C’è una domanda che vale la pena porsi guardando una borsa firmata con un pupazzetto di gomma attaccato alla zip ed è, perché? La risposta, se si osserva il fenomeno con attenzione, rivela uno dei cambiamenti più interessanti nella grammatica contemporanea. Dopo anni in cui il quiet luxury, fatto di loghi invisibili, linee pulite e colori neutri, ha dettato le regole del gusto, gli accessori moda tendenze estate riportano al centro della scena qualcosa che il minimalismo aveva bandito: il dettaglio personale, vistoso, quasi infantile nella sua gioia immediatamente dichiarata.
Lusso silenzioso e borsa-diario: gli accessori moda
Il movimento dei bag charm è nato, in larga parte, come reazione ai trend sempre più lussuosi e minimalisti che avevano preso il sopravvento. Quando ogni superficie del guardaroba è ridotta all’essenziale, l’unico spazio rimasto per l’espressione individuale diventa quello più piccolo e più personale. Così la borsa si trasforma in un diario visivo, dove si appendono ricordi e soprattutto un’appartenenza a un immaginario condiviso.

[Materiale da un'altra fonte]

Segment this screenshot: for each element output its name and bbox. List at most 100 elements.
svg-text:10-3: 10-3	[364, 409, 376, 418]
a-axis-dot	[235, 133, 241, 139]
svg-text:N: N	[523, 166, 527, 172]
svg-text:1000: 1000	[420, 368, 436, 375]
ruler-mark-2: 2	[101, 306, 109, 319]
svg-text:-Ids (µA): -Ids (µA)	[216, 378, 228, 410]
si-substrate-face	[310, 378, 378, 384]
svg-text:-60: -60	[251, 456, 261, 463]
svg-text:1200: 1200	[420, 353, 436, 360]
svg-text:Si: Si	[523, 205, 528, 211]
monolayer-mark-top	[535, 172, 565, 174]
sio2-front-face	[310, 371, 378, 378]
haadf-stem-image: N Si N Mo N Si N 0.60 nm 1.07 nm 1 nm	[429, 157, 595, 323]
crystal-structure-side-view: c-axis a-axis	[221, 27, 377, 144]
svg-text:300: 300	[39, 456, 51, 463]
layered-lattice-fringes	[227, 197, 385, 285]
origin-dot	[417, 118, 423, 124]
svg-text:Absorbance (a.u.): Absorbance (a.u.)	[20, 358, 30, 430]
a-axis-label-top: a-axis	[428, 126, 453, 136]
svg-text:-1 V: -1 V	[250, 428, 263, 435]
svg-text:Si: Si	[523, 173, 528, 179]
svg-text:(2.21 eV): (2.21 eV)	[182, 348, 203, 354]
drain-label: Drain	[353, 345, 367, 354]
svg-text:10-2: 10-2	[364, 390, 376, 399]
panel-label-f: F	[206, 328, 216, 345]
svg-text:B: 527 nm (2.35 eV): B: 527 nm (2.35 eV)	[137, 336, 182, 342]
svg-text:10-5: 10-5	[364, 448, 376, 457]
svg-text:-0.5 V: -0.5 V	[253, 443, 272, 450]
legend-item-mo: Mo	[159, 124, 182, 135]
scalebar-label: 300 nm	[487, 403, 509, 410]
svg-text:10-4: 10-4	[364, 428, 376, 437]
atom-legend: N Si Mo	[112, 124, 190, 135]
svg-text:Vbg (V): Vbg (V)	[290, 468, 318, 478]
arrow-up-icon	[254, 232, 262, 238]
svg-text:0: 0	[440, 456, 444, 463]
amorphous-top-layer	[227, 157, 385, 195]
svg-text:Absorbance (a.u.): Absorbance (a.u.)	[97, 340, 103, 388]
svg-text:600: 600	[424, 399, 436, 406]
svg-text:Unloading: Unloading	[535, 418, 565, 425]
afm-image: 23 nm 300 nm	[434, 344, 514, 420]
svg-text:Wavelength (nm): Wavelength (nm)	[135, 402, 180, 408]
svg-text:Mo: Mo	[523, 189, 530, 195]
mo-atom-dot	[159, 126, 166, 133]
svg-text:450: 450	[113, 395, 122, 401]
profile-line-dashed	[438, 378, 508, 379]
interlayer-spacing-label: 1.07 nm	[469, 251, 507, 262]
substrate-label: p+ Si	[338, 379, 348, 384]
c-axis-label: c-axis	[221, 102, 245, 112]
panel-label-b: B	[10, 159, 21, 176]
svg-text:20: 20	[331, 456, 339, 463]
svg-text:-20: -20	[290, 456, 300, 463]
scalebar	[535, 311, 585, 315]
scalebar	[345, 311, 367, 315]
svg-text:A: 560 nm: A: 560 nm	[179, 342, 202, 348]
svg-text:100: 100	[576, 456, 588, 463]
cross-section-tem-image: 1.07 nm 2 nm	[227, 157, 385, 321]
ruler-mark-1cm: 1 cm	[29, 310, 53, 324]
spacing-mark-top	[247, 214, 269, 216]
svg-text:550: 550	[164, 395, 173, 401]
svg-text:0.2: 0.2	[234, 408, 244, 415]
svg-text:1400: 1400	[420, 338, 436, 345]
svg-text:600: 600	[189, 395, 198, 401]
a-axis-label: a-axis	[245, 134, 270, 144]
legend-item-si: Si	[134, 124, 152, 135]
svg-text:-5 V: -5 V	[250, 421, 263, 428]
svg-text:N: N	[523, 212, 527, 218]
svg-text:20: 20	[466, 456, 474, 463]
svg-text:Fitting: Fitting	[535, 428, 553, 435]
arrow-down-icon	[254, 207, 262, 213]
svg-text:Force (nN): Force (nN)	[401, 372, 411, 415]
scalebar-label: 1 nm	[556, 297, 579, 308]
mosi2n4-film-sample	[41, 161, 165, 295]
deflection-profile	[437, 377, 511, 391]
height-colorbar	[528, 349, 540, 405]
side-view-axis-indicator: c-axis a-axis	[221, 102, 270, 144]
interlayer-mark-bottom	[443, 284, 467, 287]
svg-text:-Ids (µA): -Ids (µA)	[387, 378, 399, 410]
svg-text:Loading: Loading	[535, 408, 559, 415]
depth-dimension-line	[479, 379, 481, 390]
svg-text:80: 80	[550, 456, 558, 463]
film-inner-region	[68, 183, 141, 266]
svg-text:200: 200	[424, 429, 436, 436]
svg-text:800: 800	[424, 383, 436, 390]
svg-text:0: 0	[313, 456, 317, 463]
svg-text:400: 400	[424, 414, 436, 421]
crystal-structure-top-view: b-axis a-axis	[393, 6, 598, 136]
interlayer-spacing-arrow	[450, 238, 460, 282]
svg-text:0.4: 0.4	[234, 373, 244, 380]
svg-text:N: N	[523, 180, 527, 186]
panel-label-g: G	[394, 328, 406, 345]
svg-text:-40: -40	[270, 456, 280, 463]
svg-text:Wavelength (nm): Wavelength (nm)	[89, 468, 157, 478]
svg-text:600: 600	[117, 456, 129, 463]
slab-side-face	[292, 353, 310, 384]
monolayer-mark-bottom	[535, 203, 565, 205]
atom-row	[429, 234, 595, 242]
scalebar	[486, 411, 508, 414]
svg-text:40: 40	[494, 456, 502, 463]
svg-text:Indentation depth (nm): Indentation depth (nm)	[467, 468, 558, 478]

Questo trend ha radici che affondano nella cultura pop, in primis Jane Birkin, negli anni Ottanta, che personalizzava la sua borsa più celebre con charms e oggetti trovati, trasformando un accessorio di lusso in qualcosa di intimamente suo. Il gesto, allora eccentrico, è oggi diventato la norma con la differenza che i marchi rendono gli accessoti parte integrante della propria offerta.
Fenomeno Labubu: quando i trend diventano simboli inaspettati
Il concetto di Labubu è stato creato nel 2015 dall’artista Kasing Lung, nato a Hong Kong e cresciuto nei Paesi Bassi, che costruisce un mondo fantastico ispirato alla mitologia nordica popolato da creature chiamate The Monsters. Prodotto da Pop Mart, il rivenditore cinese famoso per le sue blind box, scatole a sorpresa il cui contenuto resta segreto fino all’apertura, il pupazzetto con le orecchie a punta ed un sorriso vagamente malizioso diviene uno status symbol del tutto inatteso.

Celebrità come Cher, Rihanna, Dua Lipa e Lady Gaga trasformano questi pupazzi in accessori di street style. Così fa anche Naomi Osaka, che stupisce gli US Open con la sua collezione di Labubu tempestati di cristalli. Il fenomeno si ripresenta sistematicamente anche sulle passerelle, con Miu Miu diventato in poco tempo un marchio di riferimento per la Gen Z, proprio grazie alla direzione giocosa di Miuccia Prada.
Democratizzazione degli accessori moda nelle tendenze estate
La risposta dell’alta moda al fenomeno non si fa attendere: Louis Vuitton lancia il charm Hot Air Balloon, una mongolfiera colorata che trasporta un baule in miniatura. Il brand propone anche una miniatura della borsa Alma in metallo dorato con smalti colorati, pensata per essere agganciata a qualsiasi accessorio.

Fendi ha risposto con il charm Gina, a forma di cane, rifinito con foulard in seta e occhiali laccati, mentre Prada disegna un ciondolo portachiavi a forma di robot in pelle Saffiano. Ma è nel mondo dell’artigianato che il trend trova yba declinazione più democratica. I portachiavi realizzati a uncinetto sono il dettaglio handmade perfetto che permette a chiunque di personalizzare una borsa esistente. L’investimento è minimo e e nessun charm di lusso può replicarne la sua unicità.

Perché succede ora: un cambiamento strutturale
Il ritorno della personalizzazione degli accessori moda non è un capriccio estetico isolato, ma il sintomo di un cambiamento più ampio nel modo in cui le persone – e soprattutto le generazioni più giovani – si relazionano con l’identità. Il fenomeno dei bag charm ha catturato in modo particolare i consumatori della Gen Z, che vedono nella personalizzazione un modo per rendere il lusso più vicino a un’espressione genuina di individualità. È lo stesso meccanismo psicologico che spiega il successo dei Tamagotchi e dei ciondoli attaccati ai primi cellulari a inizio anni Duemila. Si tratterebbe di un tuffo nel passato per i Millennials e i primi Gen Z, che ritrovano in questi piccoli oggetti un gesto di nostalgia trasformato in codice di stile contemporaneo.